In theory I was infallible. When I actually got an interview, I would do well, but the position would usually go to the the “other” person currently sitting in an office, not the stay at home mom who had taken so much time “off”, I persevered. My husband’s job eventually brought us back to the Bay Area, and that’s where I had work history, and a professional network! Vital tools to relaunching one’s career. Six months after the kids settled in their new school, I started my new job at Oracle Corporation. This seems like a great place to end the story. I got the job, and the responsibilities and pay check I craved. Even though the interview process was rigorous (8 interviews, 2 power point presentations and a written technical white paper), I still consider it the easy part. I was not prepared for the internal head chatter of self doubt, uncertainty, and my self-comparison to others that would follow, gnawing away my self confidence.

Too often we focus only on the outward challenges of relaunching, the children, the partner and the work/life balance. We belittle or dismiss the internal and psychological challenges. For me, my crisis hit 2 years back to work, when I left Oracle Corporation and joined Jive Software in the hopes of advancing my career. Everything looked successful and solid on the outside. Instead of me being proud of my professional accomplishments I was consumed with self doubt. I was engrossed by my 10 years off, that my peers were all younger than me, and colleagues my age were career levels above me, I felt I didn’t fit in. I was so busy playing catch up that I lost sight of the skills that I had and focused only on what I had not. I lost sight of me.

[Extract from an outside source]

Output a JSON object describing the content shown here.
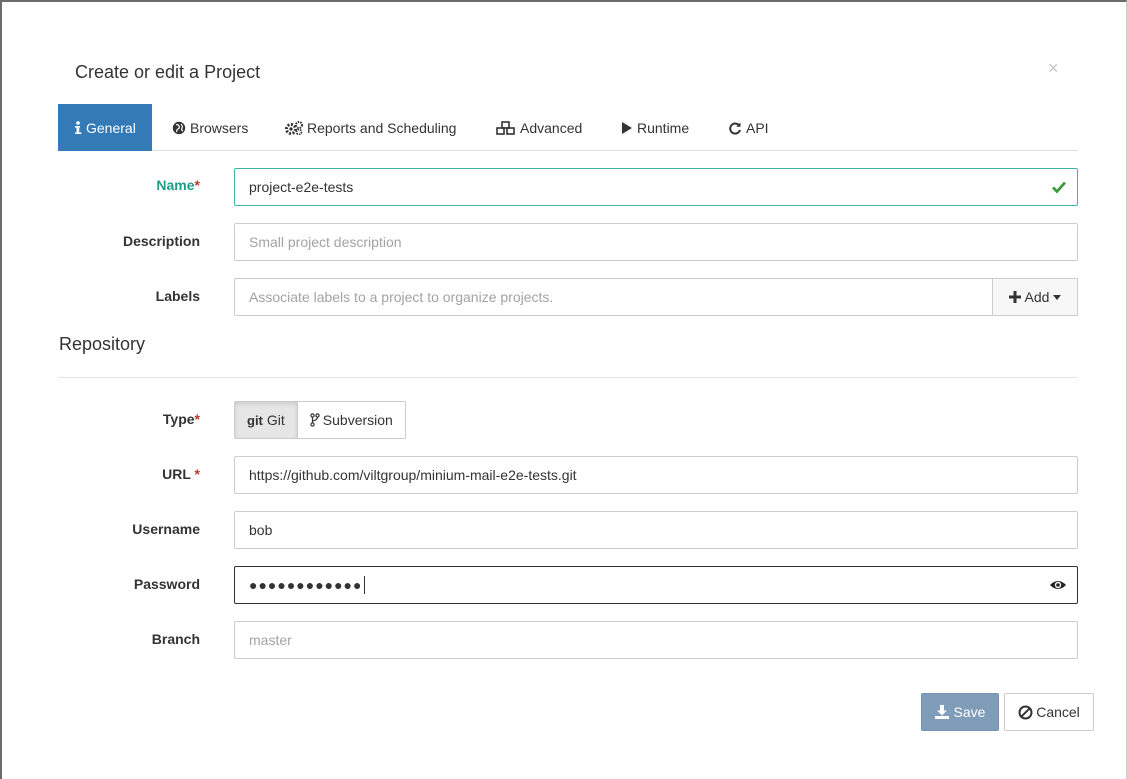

It was Natalie Portman’s Harvard Commencement Speech of 2015 that enlightened me to what I was feeling. I had “Imposter Syndrome”. I had feelings of not being smart enough or good enough, feelings that I had not earned the right to a place at the table with my “smarter” colleagues, feeling that I would be found out. These feelings consumed my day, eroded my confidence and caused me to question any piece of positive feedback I received. This was a dark time and these were feelings I was not prepared for. These feelings held me back, professionally and personally. I listened to several motivational speeches telling me to do something that scared me everyday, put myself out there, that I deserved a place at the table. Intellectually I knew these things, but emotionally I felt paralyzed. My self doubt was crippling. The shame of my feelings prevented me from openly talking about them.

Eventually, it was a comment from my manager that forced me to take action. It was feedback after a typical meeting where I had mostly sat quietly while my work was being reviewed. He pulled me aside and said “I don’t think anyone in that room knows the value that you can bring. I don’t think you do either. I want to see you speak up more in meeting and get in front of your work”. While that comment filled me with complete dread, because I felt my feelings of self doubt were publicly about to be realized, I also knew that deep down, this was exactly what I needed to pull me from my spiral of self doubt.

I started to talk about these feelings. It was not until I shared my story with others that the weight of my feelings started to lighten. “Imposter Syndrome” is so common, it is thought that about 50% of employees in the tech industry have feelings of imposter syndrome at some time in their career. For relaunchers, I’m sure it is a significantly higher percentage. I needed a career coach to help me navigate through the complexities of what I was feeling. My coach helped me shed the load of self doubt and focus on what I could bring to the table. I will never know if my “imposter syndrome” was due to being a relauncher, but I do know we have more reasons to feel like an imposter than our colleagues that did not take a career break.

Relaunching is about so much more than getting that job. It is about thriving in it, feeling good about it and personally blossoming in the process. Almost four years after my relaunch, I finally appreciate that relaunching is a journey, not a destination! This is my story.